Ik vind het CHIO Rotterdam een geweldig concours. De omgeving is natuurlijk uniek, in een bos, maar toch midden in de stad. Ook vind ik de diversiteit van het publiek er heel leuk, er komen veel buitenlanders, paardenmensen uit Nederland, mensen uit de stad Rotterdam die geïnteresseerd zijn. Ik vind dat sfeer geven en hou van reuring rond de ring. Ook vind ik het stadion gaaf, als een piste helemaal omringd is door tribunes, hospitality en dergelijke, vind ik dat kicken. Voor de paarden is Rotterdam ook mooi. De stallen in het bos en de weg van het wedstrijdterrein naar de stallen door het bos, dat is genieten voor ze. Je hebt weinig concoursen waar de paarden zo fijn kunnen uitwandelen en ontspannen als in het Kralingse bos”.
Lovende woorden over ons concours. Maar wat is Demi haar favoriete concours? Ze moet heel even denken, maar antwoordt dan toch beslist: “Eindhoven. Eigenlijk mijn thuisconcours. Het ligt in Brabant, ook op een schitterende locatie en er wordt op gras gereden. Ik hou van op gras rijden, dat heeft iets extra’s. Veel wedstrijden hebben iets speciaals, maar het sfeertje in Eindhoven is voor mij heel bijzonder. Arnhem vind ik ook leuk, nu ik er zo over nadenk, ik geef de voorkeur aan outdoor concoursen. Ik heb ook de Longines Masters gereden in Parijs, inmiddels al drie keer. Dat is wel binnen, maar vind ik heel gaaf, het is een concours wat te vergelijken is met Indoor Brabant in Nederland”.

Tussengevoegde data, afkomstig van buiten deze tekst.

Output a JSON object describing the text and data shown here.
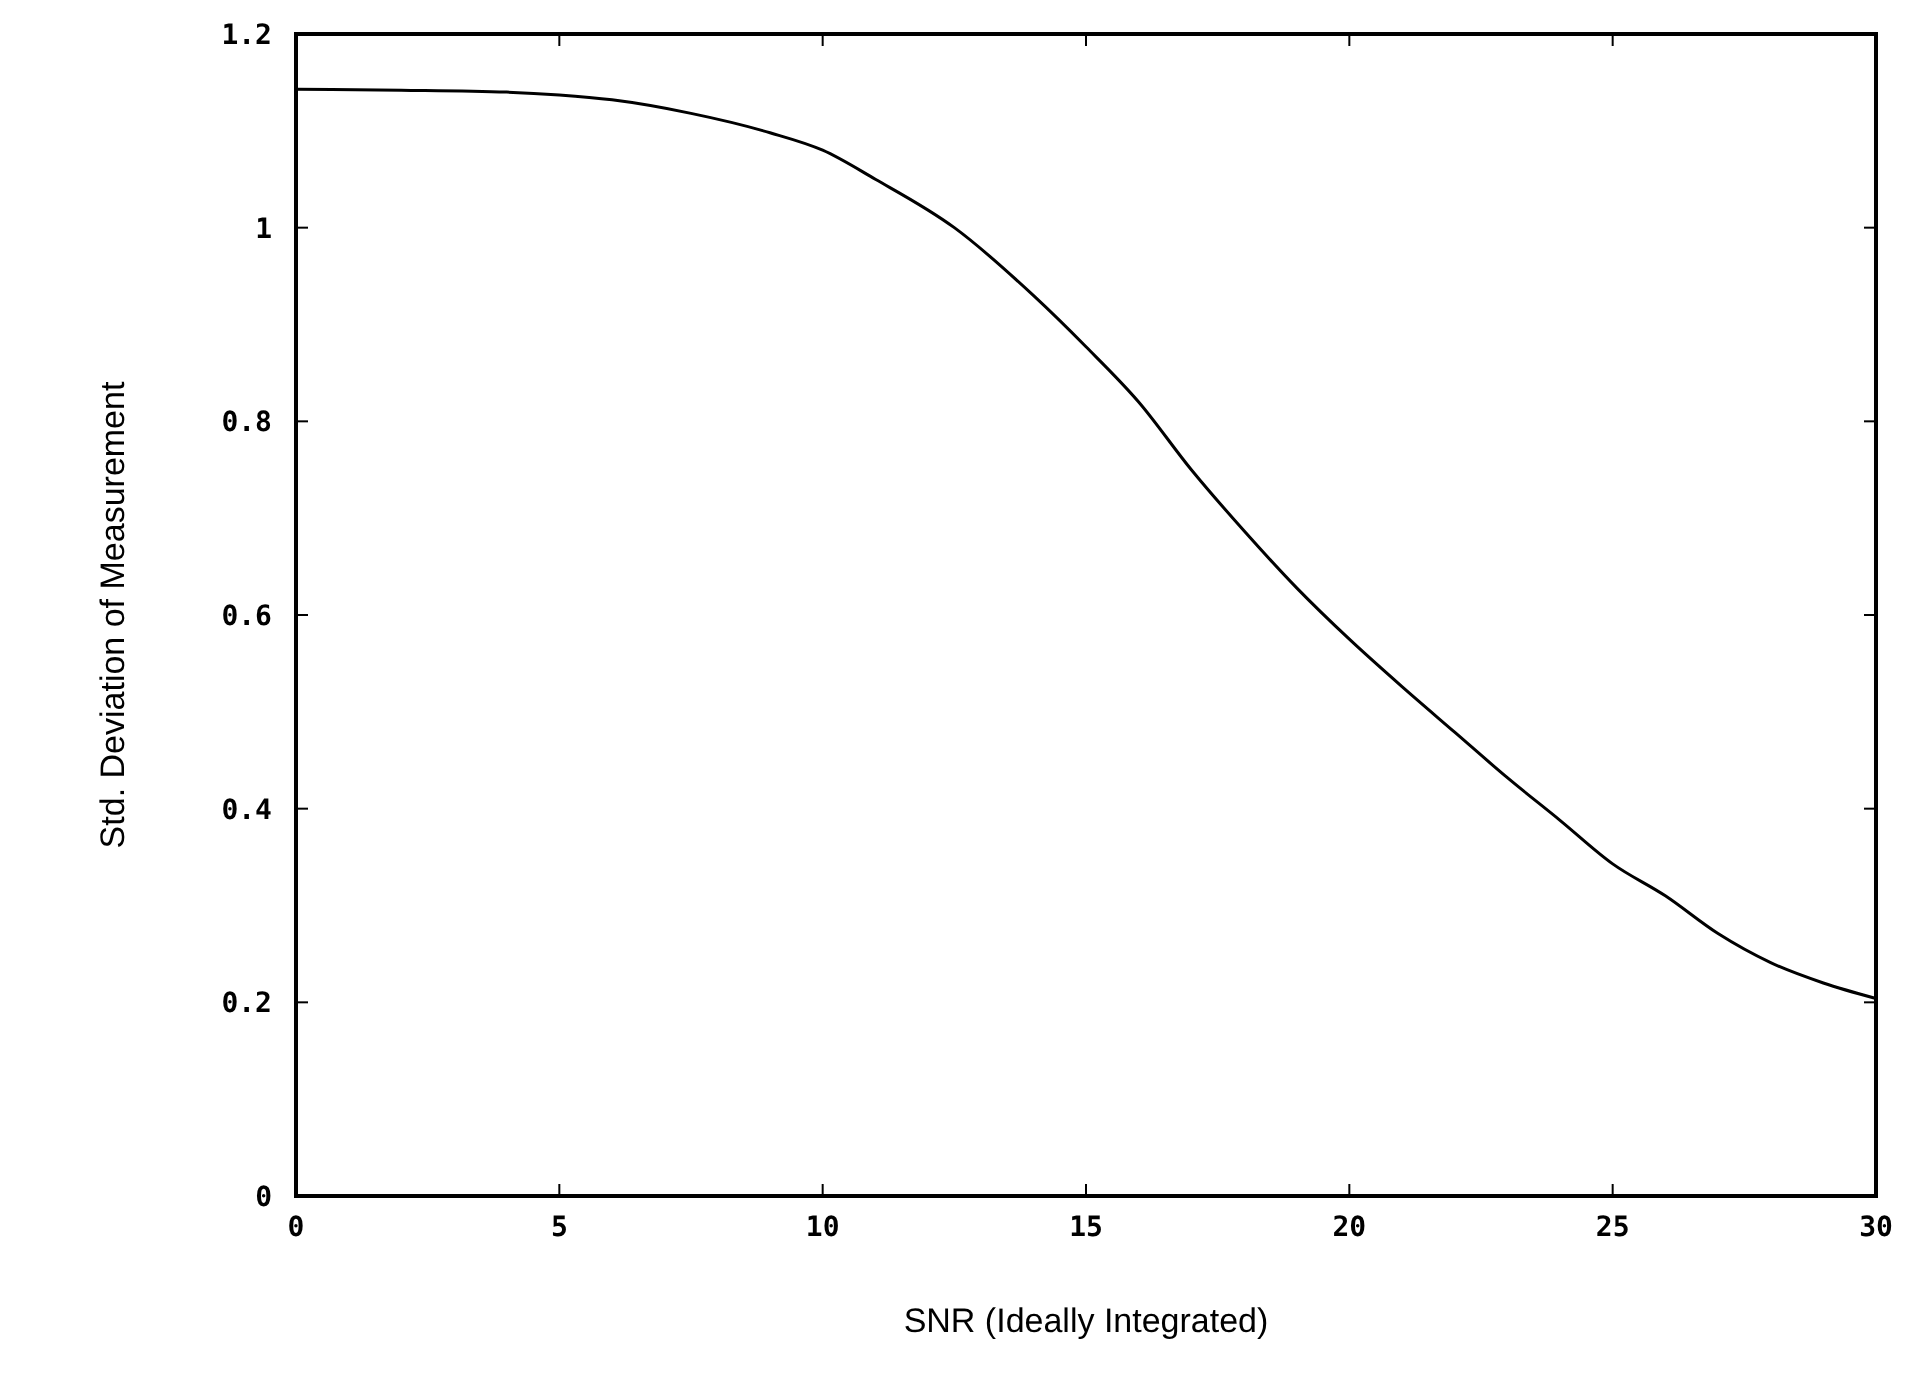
{
  "chart_data": {
    "type": "line",
    "xlabel": "SNR (Ideally Integrated)",
    "ylabel": "Std. Deviation of Measurement",
    "xlim": [
      0,
      30
    ],
    "ylim": [
      0,
      1.2
    ],
    "xticks": [
      {
        "value": 0,
        "label": "0"
      },
      5,
      10,
      15,
      20,
      25,
      30
    ],
    "yticks": [
      {
        "value": 0,
        "label": "0"
      },
      {
        "value": 0.2,
        "label": "0.2"
      },
      {
        "value": 0.4,
        "label": "0.4"
      },
      {
        "value": 0.6,
        "label": "0.6"
      },
      {
        "value": 0.8,
        "label": "0.8"
      },
      1,
      1.2
    ],
    "grid": false,
    "marker": "none",
    "line_style": "solid",
    "series": [
      {
        "color": "#000000",
        "x": [
          0,
          2,
          4,
          5,
          6,
          7.5,
          9,
          10,
          11,
          12.5,
          14,
          15,
          16,
          17,
          18,
          19,
          20,
          21,
          22,
          23,
          24,
          25,
          26,
          27,
          28,
          29,
          30
        ],
        "values": [
          1.143,
          1.142,
          1.14,
          1.137,
          1.132,
          1.118,
          1.098,
          1.08,
          1.05,
          1.0,
          0.93,
          0.877,
          0.82,
          0.75,
          0.687,
          0.628,
          0.575,
          0.526,
          0.479,
          0.432,
          0.388,
          0.343,
          0.31,
          0.271,
          0.241,
          0.22,
          0.204
        ]
      }
    ]
  }
}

Demi weet duidelijk wat ze wil. Heeft ze ook een voorbeeld ? Daar hoeft ze geen seconde over na te denken en een brede lach verschijnt op haar gezicht: “Beezie Madden ! Ze kocht een paard van ons, Van Grunsven’s Simon en ik ben haar toen gaan volgen. Ik hou van haar rijstijl, het ziet er allemaal heel simpel en heel fijn uit. Al een paar keer heb ik haar live zien rijden, super interessant!”.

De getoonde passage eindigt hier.